Elly De La Cruz Could Finish The 2024 MLB Season With 90+ Steals
Second-year major-leaguer Elly De La Cruz has emerged as one of the top players in all of baseball during the start of the 2024 MLB season, and the Cincinnati Reds shortstop has a chance to eclipse the impressive 73 stolen bases that Ronald Acuna Jr. racked up last season. In fact, De La Cruz is on pace to finish with more steals than anyone since the days of Ricky Henderson.
Elly De La Cruz Leads MLB In Steals By A Long Shot
Elly De La Cruz currently has 31 stolen bases on the season…
Are you betting on him to break 100? 🤔 pic.twitter.com/uZFExlGdUi
— Action Network (@ActionNetworkHQ) May 28, 2024
De La Cruz has played in all 54 goes for the Reds so far this season, and is putting up numbers that have placed him in the MVP conversation after the first two months of action.

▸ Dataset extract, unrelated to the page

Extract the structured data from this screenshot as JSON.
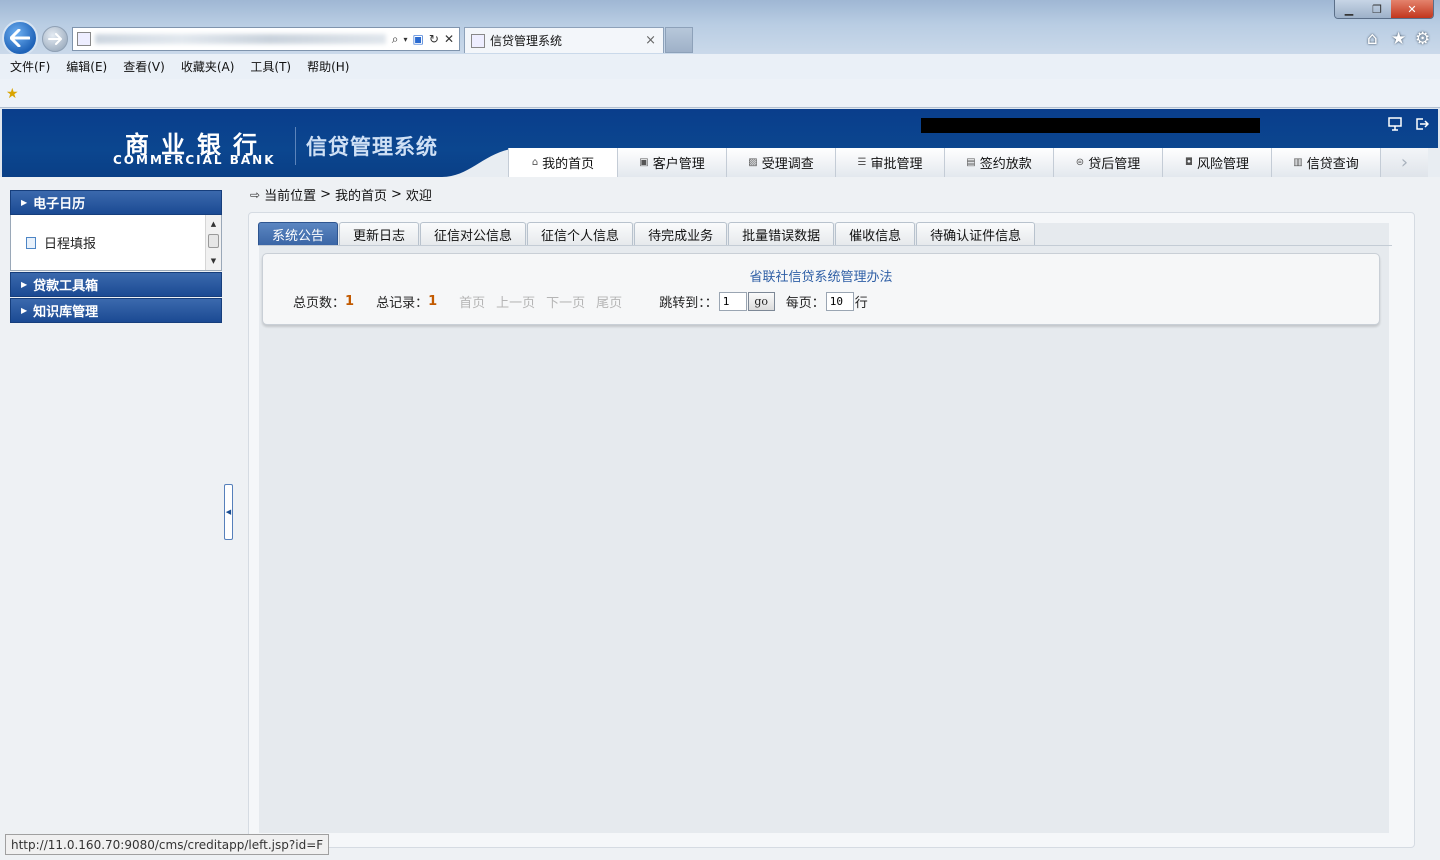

His stats across the board are impressive, but no number sticks out quite like the amount of steals that he has racked up thus far.

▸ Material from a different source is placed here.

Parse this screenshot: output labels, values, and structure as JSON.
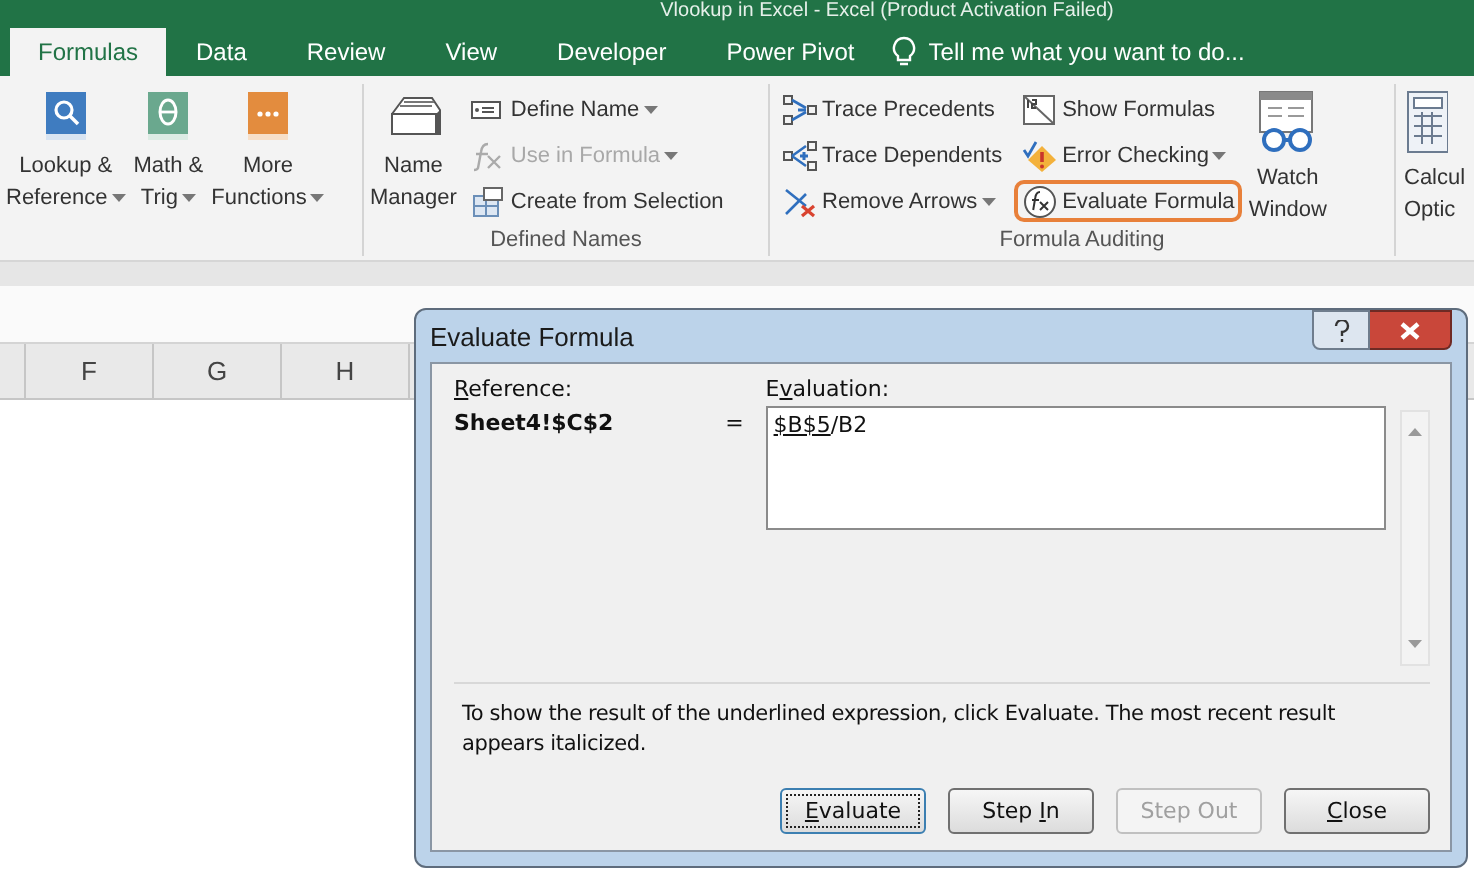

Through the 54 games, De La Cruz has stolen 31 bases, which leads the major leagues by a long shot. The next highest total is 19, shared by Jose Caballero and Brice Turang, and De La Cruz is nearly doubling up the guys tied for 4th place (Bobby Witt Jr, Jacob Young; 16).
De La Cruz Still 40 Off Of Ricky Henderson’s Pace
With 30 stolen bases this season, Elly De La Cruz has more SB than 15 MLB teams. 😳 pic.twitter.com/ct0tlWYIK4
— FOX Sports: MLB (@MLBONFOX) May 21, 2024
If he were to play in every contest for the remainder of the season and continued at his current pace, De La Cruz would finish the year with roughly 92 steals. That would place him in the top-35 of all time, and would be the 10th most in the MLB since 1980. Acuna’s 73 robberies last year were the most since Jose Reyes stole 78 back in 2007.

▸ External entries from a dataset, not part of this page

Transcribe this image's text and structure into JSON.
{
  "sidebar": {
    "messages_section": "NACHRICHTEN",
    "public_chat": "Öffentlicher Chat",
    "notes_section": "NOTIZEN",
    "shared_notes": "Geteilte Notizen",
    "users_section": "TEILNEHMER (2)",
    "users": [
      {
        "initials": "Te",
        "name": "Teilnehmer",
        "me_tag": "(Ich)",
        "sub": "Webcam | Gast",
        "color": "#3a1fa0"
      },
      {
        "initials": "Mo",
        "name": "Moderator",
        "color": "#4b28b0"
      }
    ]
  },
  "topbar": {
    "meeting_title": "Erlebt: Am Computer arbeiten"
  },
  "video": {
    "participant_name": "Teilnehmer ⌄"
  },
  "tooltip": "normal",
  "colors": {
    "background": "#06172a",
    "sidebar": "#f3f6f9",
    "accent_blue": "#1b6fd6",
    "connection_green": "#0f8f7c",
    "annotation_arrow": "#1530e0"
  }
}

The overall MLB record for steals in a single season is held by Hugh Nicol, who stole 138 bags way back in 1887. In fact, only four of the ten highest totals in the history of the game happened post-1900. Ricky Henderson holds the modern day record with 130 back in 1982.
De La Cruz and the Reds were a full ten games under .500 as recently as last week, but have found their groove recently and are winners of four games in a row. Their record currently sits at 24-30, and they are in last place in the NL Central, a division whose second place team has an even 27-27 mark.